The item I was most concerned about is battery life, and it was hard to assess this from the online reviews because everyone who reviewed this machine seemed to have quite different test/usage conditions from how I normally use a laptop or tablet. I tend to run my displays dim (25% or lower; basically, as dim as possible given ambient lighting), I keep the keyboard backlight off unless I really need it, and I keep the battery vs performance settings towards the “battery life” end of things. I haven’t owned the machine long enough to get a robust idea of the battery endurance, but powercfg /batteryreport gives news best categorized as “meh”:
SERIAL NUMBER 1187127044
DESIGN CAPACITY 42,157 mWh
FULL CHARGE CAPACITY 37,248 mWh
CYCLE COUNT 146
That battery is at 88% of manufactured capacity, which actually seems okay for being five or six years old (note the low cycle count; this machine didn’t see much use!) but it leaves me with misgivings about how long it’s going to last in actual use, given the overall lukewarm reviews the machine originally received. I will try to recalibrate the gas gauge, since that measured capacity has almost certainly drifted. However, what I will say is that I’ve been using the machine almost continuously for eight hours today (WiFi on, screen at 25%, web browsing) and it’s still at 21% and stating it has another 1hr23 minutes of runtime. Eight or nine hours of life is no iPad, but it’s certainly all I need for a trans-Atlantic flight without in-seat AC power (I’m looking at you, Air France), so that’s fine.

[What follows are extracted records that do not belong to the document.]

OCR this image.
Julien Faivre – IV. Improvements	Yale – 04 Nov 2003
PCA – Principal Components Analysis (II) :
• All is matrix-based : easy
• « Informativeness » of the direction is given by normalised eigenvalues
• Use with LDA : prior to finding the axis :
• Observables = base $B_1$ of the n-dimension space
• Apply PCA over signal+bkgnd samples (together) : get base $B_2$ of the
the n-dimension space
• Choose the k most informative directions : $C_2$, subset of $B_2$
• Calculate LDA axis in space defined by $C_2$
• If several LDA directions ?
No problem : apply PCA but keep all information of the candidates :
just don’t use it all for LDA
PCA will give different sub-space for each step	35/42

I’ve also tested movie playback with VLC. With 1080p HEVC content, I find the fans kicking in, but by and large the machine runs quiet, cool and fanless.
- Pro: Performance adequate for very light productivity workloads
- Pro: Overall ergonomics about a 7/10 for desktop use
- Pro: Significantly more portable than a comparable laptop
- Pro: Battery appears to have lasted fairly well in this specimen
- Con: Keyboard feels cramped due to narrow key spacing
- Con: Proprietary charger means you need AC and can’t use a battery pack to charge the device
If I had the opportunity to change just one thing about this purchase, I’d have selected a version with more RAM, but on the other hand that was much more expensive and if I’m dropping more money, I might as well get a newer generation. I’ll continue to use this as my daily driver for a few months and see if I continue to enjoy it.